The word on the street is that Not like us — a diss track by Pulitzer-winning American rapper Kendrick Lamar, one of the more influential rappers of the times — is the best of its kind. It became the fastest rap song to reach 700 million streams on Spotify besides leading the Billboard Global 200 for two consecutive weeks. But what Lamar, or the entire international world of hip hop did not anticipate, perhaps, is that the 17-time Grammy-winning rapper’s sharp-tongued track will be outstreamed by the meteoric rise of Big dawgs from India, where rappers, however talented, are not even in the vicinity of the rap map.

Created by Bengaluru-based Malayali rapper Sooraj Cherukat aka Hanumankind, Big dawgs found a distinguished placement on Spotify’s “Global Hip Hop List”. What worked was a combination of swag and sway, and the daredevilry in a rickety Maut ka Kuan (Well of Death) — a typical carnival attraction in India — in Kerala’s Ponnani where the song is shot with the rapper positioned in the centre of the velodrome bouncing off some gnarly beats; Cherukat was rapping in English, accent in place.

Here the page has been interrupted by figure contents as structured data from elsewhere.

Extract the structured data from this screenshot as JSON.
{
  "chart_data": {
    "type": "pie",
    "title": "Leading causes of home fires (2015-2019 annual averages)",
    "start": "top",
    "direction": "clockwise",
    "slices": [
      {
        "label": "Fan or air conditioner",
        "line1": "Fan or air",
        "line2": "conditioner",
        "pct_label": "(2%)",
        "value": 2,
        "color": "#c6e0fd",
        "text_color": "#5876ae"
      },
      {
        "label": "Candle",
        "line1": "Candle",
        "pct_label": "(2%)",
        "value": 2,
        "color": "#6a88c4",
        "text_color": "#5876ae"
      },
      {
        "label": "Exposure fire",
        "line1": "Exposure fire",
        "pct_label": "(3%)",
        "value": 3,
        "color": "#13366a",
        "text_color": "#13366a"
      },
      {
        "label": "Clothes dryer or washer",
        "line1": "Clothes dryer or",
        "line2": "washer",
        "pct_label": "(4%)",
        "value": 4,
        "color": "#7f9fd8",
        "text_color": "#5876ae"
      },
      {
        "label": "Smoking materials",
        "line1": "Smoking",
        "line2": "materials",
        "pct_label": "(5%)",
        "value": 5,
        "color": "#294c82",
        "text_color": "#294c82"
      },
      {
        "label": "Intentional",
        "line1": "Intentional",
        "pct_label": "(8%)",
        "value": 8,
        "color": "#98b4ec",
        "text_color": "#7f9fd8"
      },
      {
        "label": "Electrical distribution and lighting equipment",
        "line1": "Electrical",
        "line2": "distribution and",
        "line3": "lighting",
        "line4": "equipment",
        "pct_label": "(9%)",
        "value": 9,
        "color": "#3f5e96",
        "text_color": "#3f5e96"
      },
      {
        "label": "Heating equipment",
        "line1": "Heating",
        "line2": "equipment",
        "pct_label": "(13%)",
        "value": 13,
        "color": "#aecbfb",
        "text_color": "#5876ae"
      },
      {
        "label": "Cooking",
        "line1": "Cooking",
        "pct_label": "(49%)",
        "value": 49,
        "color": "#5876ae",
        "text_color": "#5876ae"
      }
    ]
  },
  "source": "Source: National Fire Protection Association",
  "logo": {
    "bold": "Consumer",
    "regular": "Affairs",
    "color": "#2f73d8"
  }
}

But the appreciation was soon replaced by shock that the piece came from India, along with racist attacks online. The song, however, kept becoming bigger, breaking boundaries globally.

Through his lyrics, Cherukat was attempting to fire up a cultural dialogue about identity. The skin colour like the bourbon/ A worldwide sign that we face close curtains, he rapped. Here was a story that Cherukat had known. Born in Kerala, raised in Houston, he began freestyling in school before moving base to Bengaluru. Soon, he was trying to enmesh Indian sounds and motifs with slick English rap and came up with songs like Southside and the intensely political Genghis, which found attention. But they stayed in India. Big dawgs is in a different league, where the ‘big stepper’ as Cherukat calls himself, is turning on the heat.